Ralph McTell at the Royal Albert Hall, May 2016

“Streets of London” was one of the background songs to my time at university in Nottingham, the first track on Ralph McTell’s album “Spiral Staircase” (1969). The song’s a mainstay of London buskers even now - I heard it played and sung very creditably by a busker at Leicester Square tube station just yesterday. Not a hit until a rework in 1974, the song has a timelessness with its poignant words and simple tune.

Ralph McTell performed a couple of songs on his own piano, introducing it as the original instrument he used to compose many of his songs whilst he was still living in a council flat in Croydon, South London. His piano accompaniment to “Growing old with Naomi”, with piano and singer highlighted against the dark of the rest of the stage and hall dark, had an air of being invited back to his flat for a song session. No small feat to pull off in the huge space of the Albert Hall.
Mostly, though, “a bloke singing with a guitar”, still using his line from the seventies. Back in those days I was laying out lights and a basic PA for university Folk Club, though never Ralph McTell. A folk singer performed to a lively pub, pint on stage, occasionally asking for quiet, introducing his songs and chatting to and with the audience. Tonight’s classic blue and amber lighting recalled that ambience though few of the audience had a pint in their hand.
Ralph McTell’s gentle lilting ballads build sound pictures of memories and emotions; the bite is in the depth of the scenes his songs conjure up, perhaps bathos, sometimes nostalgia and usually not political. Ralph McTell’s musical heroes seem to have included Bob Dylan and The Everley Brothers, all of whom he has seen play this same hall. He described the Albert Hall as “a proper London venue, a secular cathedral... you can feel all the spirits of all the performers who have been on here before”.  He described the walk from the dressing room as particularly long here for him as a result being conscious of those who have trodden that walk before.

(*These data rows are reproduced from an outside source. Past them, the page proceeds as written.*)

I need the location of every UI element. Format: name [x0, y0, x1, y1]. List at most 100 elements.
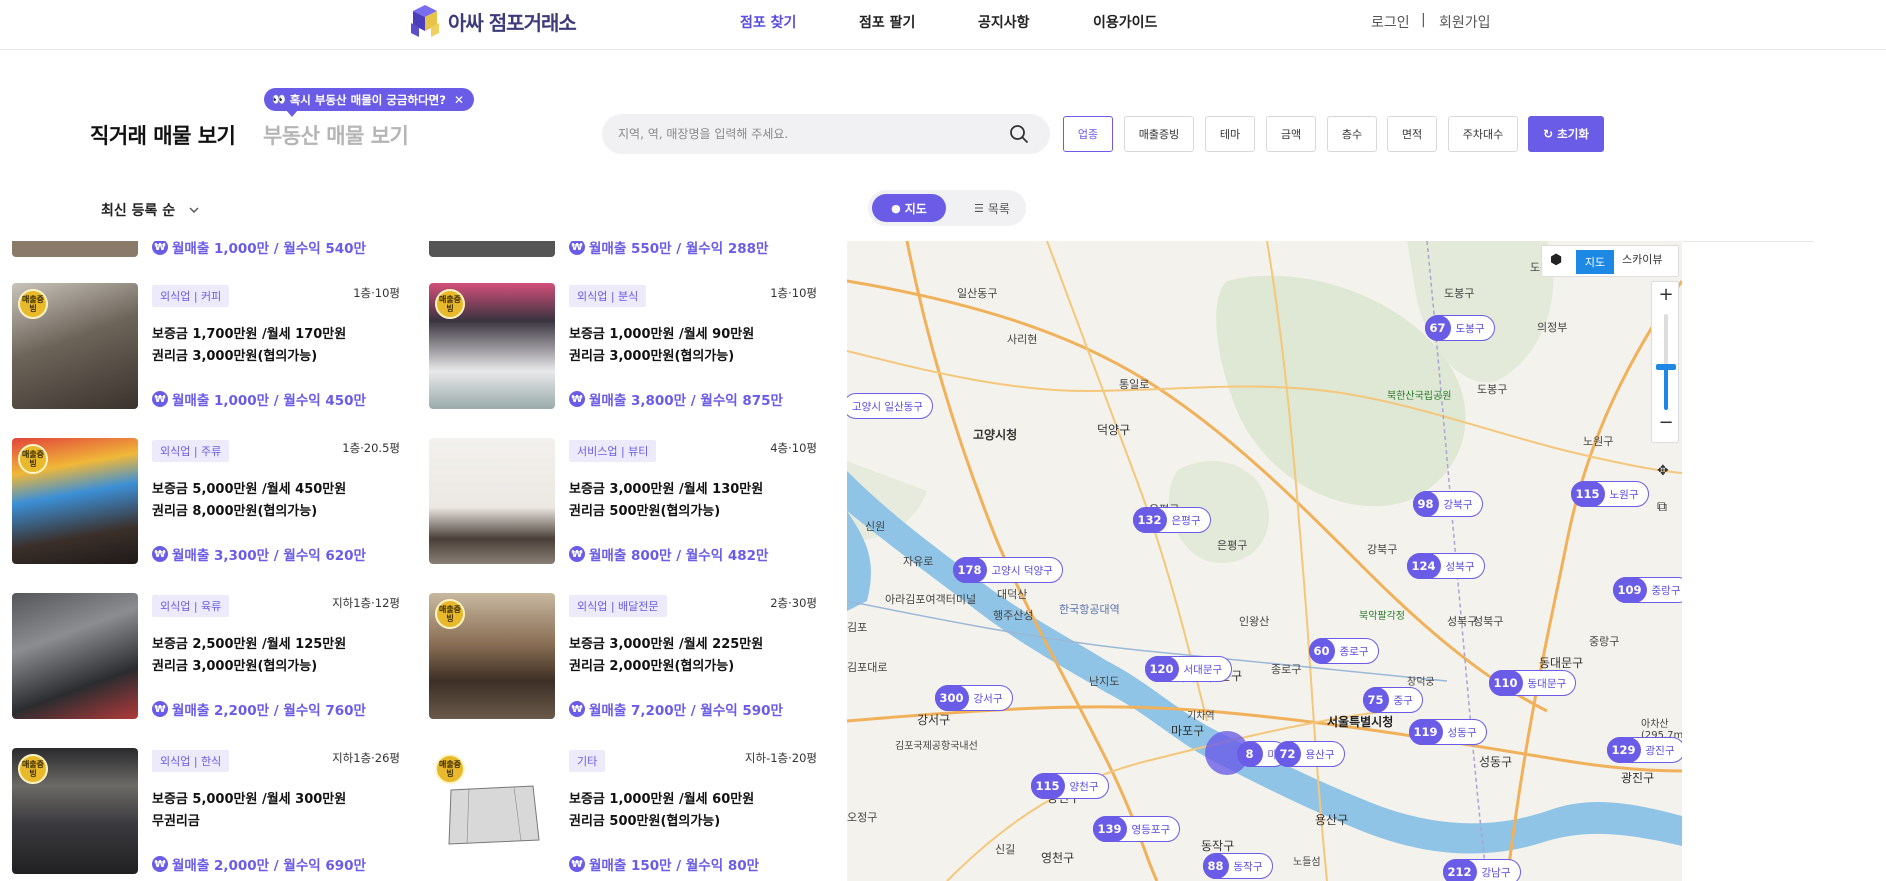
deposit-rent: 보증금 2,500만원 /월세 125만원 — [152, 637, 347, 652]
filter-amount[interactable]: 금액 — [1266, 116, 1316, 152]
map-type-skyview-button[interactable]: 스카이뷰 — [1622, 251, 1662, 267]
cluster-count: 115 — [1030, 773, 1065, 799]
cluster-name: 성동구 — [1447, 726, 1477, 739]
zoom-in-button[interactable]: + — [1652, 284, 1680, 305]
won-icon: ₩ — [152, 546, 168, 562]
compass-icon[interactable]: ✥ — [1657, 463, 1669, 479]
map-place-label: 성동구 — [1479, 755, 1513, 769]
list-view-button[interactable]: ☰ 목록 — [962, 194, 1022, 222]
sales-text: 월매출 2,200만 / 월수익 760만 — [172, 703, 366, 719]
deposit-rent: 보증금 1,000만원 /월세 90만원 — [569, 327, 755, 342]
filter-theme[interactable]: 테마 — [1205, 116, 1255, 152]
map-cluster-marker[interactable]: 119 성동구 — [1408, 719, 1487, 745]
zoom-slider-thumb[interactable] — [1656, 364, 1676, 370]
premium: 권리금 8,000만원(협의가능) — [152, 504, 318, 519]
search-input[interactable] — [618, 114, 1008, 154]
auth-separator: | — [1421, 12, 1426, 28]
map-cluster-marker[interactable]: 60 종로구 — [1308, 638, 1379, 664]
sales-info: ₩ 월매출 7,200만 / 월수익 590만 — [569, 699, 783, 719]
map-place-label: 사리현 — [1007, 333, 1038, 346]
premium: 무권리금 — [152, 814, 200, 829]
map-cluster-marker[interactable]: 88 동작구 — [1202, 853, 1273, 879]
category-tag: 외식업 | 한식 — [152, 750, 230, 772]
listing-photo — [12, 593, 138, 719]
nav-notice[interactable]: 공지사항 — [978, 12, 1030, 32]
listing-card[interactable]: 매출증빙 외식업 | 배달전문 2층·30평 보증금 3,000만원 /월세 2… — [417, 593, 827, 721]
listing-card[interactable]: 매출증빙 외식업 | 한식 지하1층·26평 보증금 5,000만원 /월세 3… — [0, 748, 410, 876]
reset-button[interactable]: ↻ 초기화 — [1528, 116, 1604, 152]
map-place-label: 도봉구 — [1477, 383, 1508, 396]
nav-sell-store[interactable]: 점포 팔기 — [859, 12, 915, 32]
map-cluster-marker[interactable]: 75 중구 — [1362, 687, 1423, 713]
map-view[interactable]: 일산동구 사리현 통일로 도봉구 도봉 의정부 고양시청 덕양구 북한산국립공원… — [847, 241, 1682, 881]
cluster-count: 98 — [1412, 491, 1439, 517]
listing-card[interactable]: 매출증빙 외식업 | 커피 1층·10평 보증금 1,700만원 /월세 170… — [0, 283, 410, 411]
sales-text: 월매출 2,000만 / 월수익 690만 — [172, 858, 366, 874]
listing-card[interactable]: 서비스업 | 뷰티 4층·10평 보증금 3,000만원 /월세 130만원 권… — [417, 438, 827, 566]
map-cluster-marker[interactable]: 고양시 일산동구 — [847, 393, 933, 419]
map-place-label: 고양시청 — [973, 428, 1018, 442]
map-cluster-marker[interactable]: 178 고양시 덕양구 — [952, 557, 1063, 583]
map-cluster-marker[interactable]: 115 양천구 — [1030, 773, 1109, 799]
nav-guide[interactable]: 이용가이드 — [1093, 12, 1157, 32]
filter-industry[interactable]: 업종 — [1063, 116, 1113, 152]
cluster-name: 양천구 — [1069, 780, 1099, 793]
premium: 권리금 500만원(협의가능) — [569, 504, 721, 519]
filter-area[interactable]: 면적 — [1387, 116, 1437, 152]
logo[interactable]: 아싸 점포거래소 — [408, 3, 577, 39]
map-cluster-marker[interactable]: 212 강남구 — [1442, 859, 1521, 881]
cluster-name: 영등포구 — [1131, 823, 1171, 836]
map-cluster-marker[interactable]: 115 노원구 — [1570, 481, 1649, 507]
realestate-tooltip[interactable]: 👀 혹시 부동산 매물이 궁금하다면? ✕ — [264, 88, 474, 117]
category-tag: 외식업 | 배달전문 — [569, 595, 667, 617]
map-cluster-marker[interactable]: 67 도봉구 — [1424, 315, 1495, 341]
sort-dropdown[interactable]: 최신 등록 순 — [101, 200, 199, 220]
listing-list[interactable]: ₩ 월매출 1,000만 / 월수익 540만 ₩ 월매출 550만 / 월수익 2… — [0, 241, 847, 881]
listing-photo: 매출증빙 — [12, 283, 138, 409]
map-place-label: 용산구 — [1315, 813, 1349, 827]
map-cluster-marker[interactable]: 98 강북구 — [1412, 491, 1483, 517]
cluster-count: 72 — [1274, 741, 1301, 767]
tab-direct-listings[interactable]: 직거래 매물 보기 — [90, 120, 236, 150]
tab-realestate-listings[interactable]: 부동산 매물 보기 — [263, 120, 409, 150]
copy-icon[interactable]: ⧉ — [1657, 499, 1667, 515]
close-icon[interactable]: ✕ — [454, 93, 464, 107]
map-cluster-marker[interactable]: 124 성북구 — [1406, 553, 1485, 579]
zoom-slider-fill — [1664, 367, 1668, 410]
map-cluster-marker[interactable]: 72 용산구 — [1274, 741, 1345, 767]
premium: 권리금 2,000만원(협의가능) — [569, 659, 735, 674]
map-view-label: 지도 — [904, 201, 927, 216]
list-icon: ☰ — [974, 201, 984, 215]
map-cluster-marker[interactable]: 129 광진구 — [1606, 737, 1682, 763]
map-cluster-marker[interactable]: 110 동대문구 — [1488, 670, 1577, 696]
listing-card[interactable]: 외식업 | 육류 지하1층·12평 보증금 2,500만원 /월세 125만원 … — [0, 593, 410, 721]
listing-card[interactable]: 매출증빙 외식업 | 분식 1층·10평 보증금 1,000만원 /월세 90만… — [417, 283, 827, 411]
map-cluster-marker[interactable]: 109 중랑구 — [1612, 577, 1682, 603]
listing-card[interactable]: 매출증빙 외식업 | 주류 1층·20.5평 보증금 5,000만원 /월세 4… — [0, 438, 410, 566]
map-cluster-marker[interactable]: 120 서대문구 — [1144, 656, 1233, 682]
map-place-label: 강서구 — [917, 713, 951, 727]
map-type-map-button[interactable]: 지도 — [1576, 250, 1614, 274]
login-link[interactable]: 로그인 — [1371, 12, 1410, 32]
filter-sales-proof[interactable]: 매출증빙 — [1124, 116, 1194, 152]
filter-floor[interactable]: 층수 — [1327, 116, 1377, 152]
search-icon[interactable] — [1008, 123, 1030, 145]
cube-3d-icon[interactable]: ⬢ — [1550, 252, 1562, 268]
cluster-name: 강남구 — [1481, 866, 1511, 879]
map-cluster-marker[interactable]: 300 강서구 — [934, 685, 1013, 711]
floor-area: 지하1층·26평 — [332, 751, 400, 765]
map-place-label: 신길 — [995, 843, 1016, 856]
listing-card-partial[interactable]: ₩ 월매출 1,000만 / 월수익 540만 — [0, 241, 410, 259]
map-cluster-marker[interactable]: 139 영등포구 — [1092, 816, 1181, 842]
listing-card[interactable]: 매출증빙 기타 지하-1층·20평 보증금 1,000만원 /월세 60만원 권… — [417, 748, 827, 876]
map-cluster-marker[interactable]: 132 은평구 — [1132, 507, 1211, 533]
zoom-out-button[interactable]: − — [1652, 412, 1680, 433]
signup-link[interactable]: 회원가입 — [1439, 12, 1491, 32]
map-view-button[interactable]: ● 지도 — [872, 194, 946, 222]
nav-find-store[interactable]: 점포 찾기 — [740, 12, 796, 32]
cluster-name: 종로구 — [1339, 645, 1369, 658]
cluster-name: 동대문구 — [1527, 677, 1567, 690]
filter-parking[interactable]: 주차대수 — [1448, 116, 1518, 152]
floor-area: 1층·20.5평 — [342, 441, 400, 455]
listing-card-partial[interactable]: ₩ 월매출 550만 / 월수익 288만 — [417, 241, 827, 259]
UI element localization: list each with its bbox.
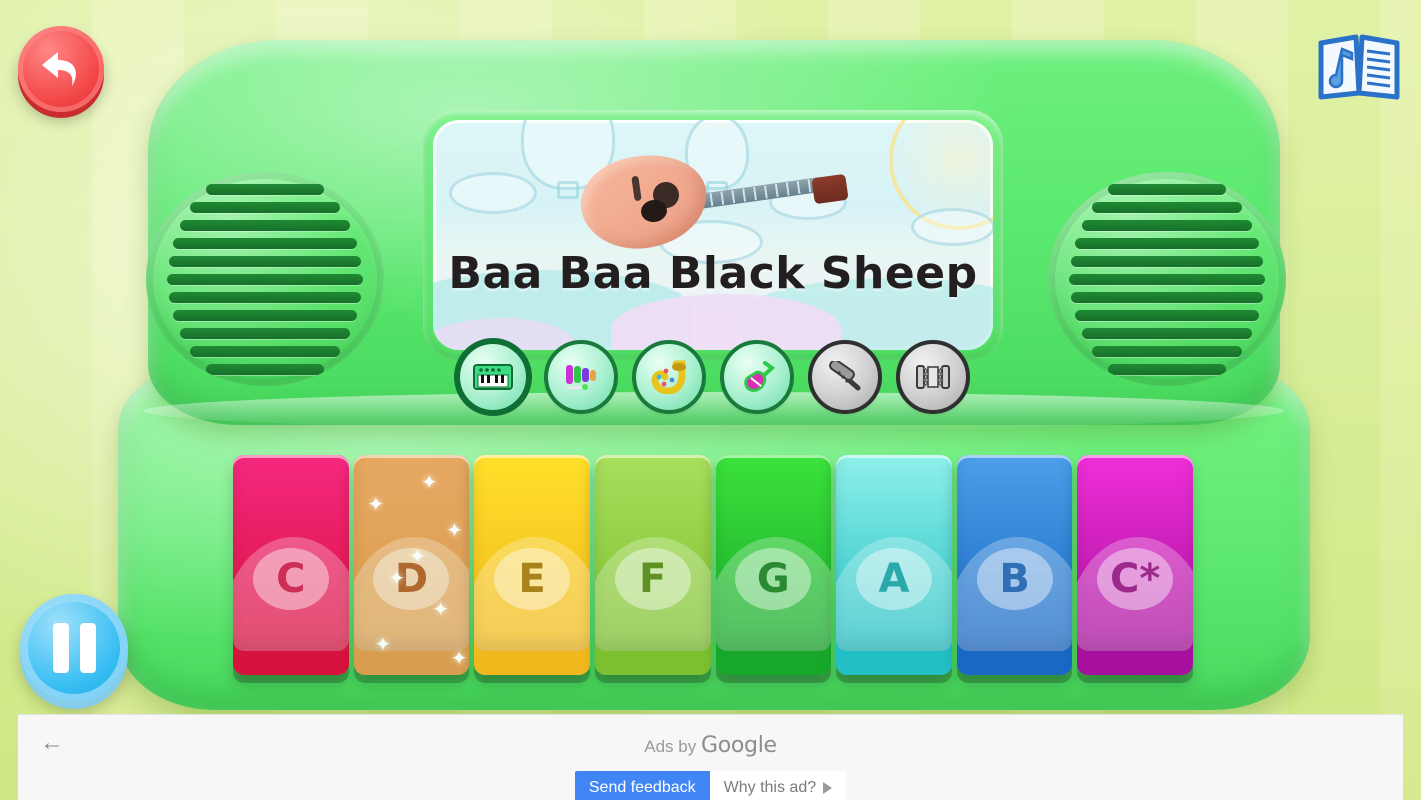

His guitar playing is matchless: the accuracy, evenness and plasticity of tempo, are from another era. It’s as though the electronic drum machine had never been invented. Incredibly refreshing. A little bit of forgivable vocal instability in the more vicarious melodies but the baritone voice is still very sure and strong.
The audience loved him, humming sympathetically when invited and joining in gustily for the choruses of “Streets of London”. Several encores and a photocall for the singer’s website.